震源領域より深い領域(地震学的下部地殻)では、高温のため、断層のずれを受けた領域(断層帯あるいは剪断帯)では延性変形によりマイロナイトが造られます。ゆっくりとした延性変形では地震波は発生しません。
中央構造線沿いでは中生代白亜紀に当時の震源領域よりやや下で形成された、花崗岩類が延性変形を受けたマイロナイトが、その後の上昇と削剥により現在の地表に見られますので、白亜紀当時には少なくとも震源領域の下限より下まで断層(剪断帯)があったと考えられます。
日高山地西縁は、かつてはユーラシア(アムール)プレート側と、北アメリカ(オホーツク)プレート側の千島弧の衝突境界だったのですが、当時の下部地殻のはんれい岩やマントルのかんらん岩がマイロナイト化したものが、その後の上昇と削剥により地表に見られますので、当時の断層はマントル上端の深さにまで達していたと考えられます。

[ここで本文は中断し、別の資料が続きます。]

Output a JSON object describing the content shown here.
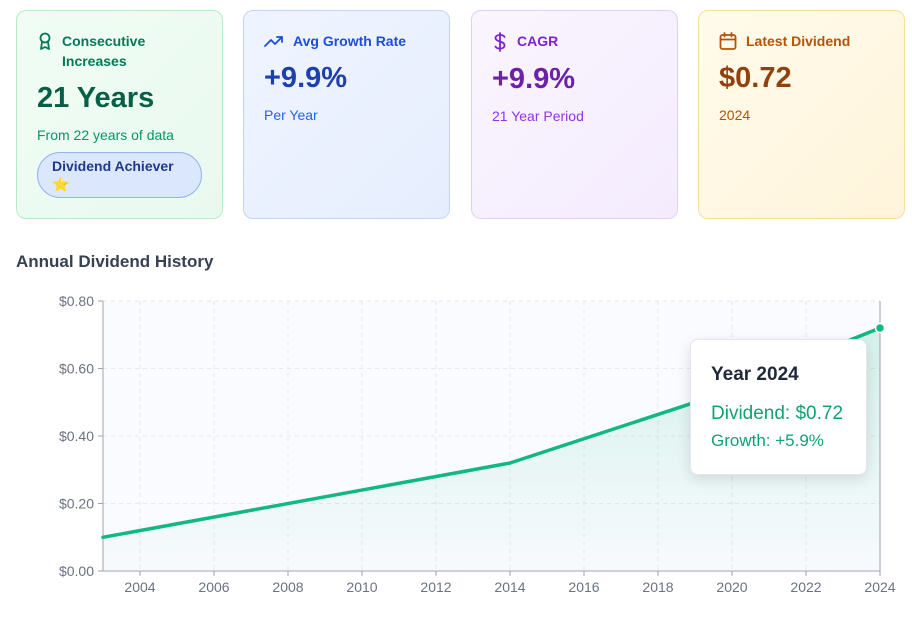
{
  "cards": {
    "consecutive": {
      "label": "Consecutive Increases",
      "value": "21 Years",
      "sub": "From 22 years of data",
      "badge": "Dividend Achiever",
      "badge_star": "⭐",
      "icon": "award-icon"
    },
    "growth": {
      "label": "Avg Growth Rate",
      "value": "+9.9%",
      "sub": "Per Year",
      "icon": "trending-up-icon"
    },
    "cagr": {
      "label": "CAGR",
      "value": "+9.9%",
      "sub": "21 Year Period",
      "icon": "dollar-icon"
    },
    "latest": {
      "label": "Latest Dividend",
      "value": "$0.72",
      "sub": "2024",
      "icon": "calendar-icon"
    }
  },
  "chart_title": "Annual Dividend History",
  "tooltip": {
    "year": "Year 2024",
    "dividend": "Dividend: $0.72",
    "growth": "Growth: +5.9%"
  },
  "colors": {
    "line": "#10b981",
    "green_accent": "#047857",
    "blue_accent": "#1d4ed8",
    "purple_accent": "#7e22ce",
    "amber_accent": "#b45309"
  },
  "chart_data": {
    "type": "area",
    "title": "Annual Dividend History",
    "xlabel": "",
    "ylabel": "",
    "x": [
      2003,
      2014,
      2019,
      2024
    ],
    "values": [
      0.1,
      0.32,
      0.5,
      0.72
    ],
    "xlim": [
      2003,
      2024
    ],
    "ylim": [
      0,
      0.8
    ],
    "x_ticks": [
      "2004",
      "2006",
      "2008",
      "2010",
      "2012",
      "2014",
      "2016",
      "2018",
      "2020",
      "2022",
      "2024"
    ],
    "y_ticks": [
      "$0.00",
      "$0.20",
      "$0.40",
      "$0.60",
      "$0.80"
    ],
    "grid": true,
    "highlight": {
      "x": 2024,
      "value": 0.72
    }
  }
}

地質境界としての構造線については、ここで考えている下端の深さは、あくまでその当時の深さです。それを上昇削剥により現在の地表に露出している断層岩から推定したものです。
その後の再活動により、再び、深部に断層岩が形成されているかもしれませんが、それは今のところ、想像するしかありません。
早川の地質境界としての糸魚川-静岡構造線は、もし櫛形地塊が、北上し始めたフィリピン海プレート上の伊豆-小笠原島弧の北端にあって本州に衝突したのだとしたら、当時のプレート境界になりますから、その境界断層はマントルにまで達していたはずです。しかし櫛形と御坂については、本州側だったという考えもあります。
活断層の定義は「最近の時代に繰り返しずれ動いた断層で、将来に再びずれ動いて地震を発生する断層」です。「地震を発生する」に注目するなら、地下5km~15kmの震源域に達していることが定義に含まれていることになります。
つまり、地表における地震動(揺れ)によって地すべりなどの地盤変状が生じることがありますが、それによって地面に食い違いが生じても、それだけでは活断層とは呼べないということになります。
活断層である下円井断層や市之瀬断層は、西側の、櫛形山を含む現在の地形としての南アルプス側が東側の甲府盆地川に押しかぶさる逆断層ですね。構造探査で、その断層面は低角西傾斜ですが、早川の直下まで達しているかどうかまでは確かめられていません。
地質境界としての糸魚川-静岡構造線と、これらの活断層群は、10kmも離れていますから、「糸魚川-静岡構造線」という名前は混乱のもとになっていると私は思います。むしろ「甲府盆地西縁断層群」のほうが実態に合っていると思います。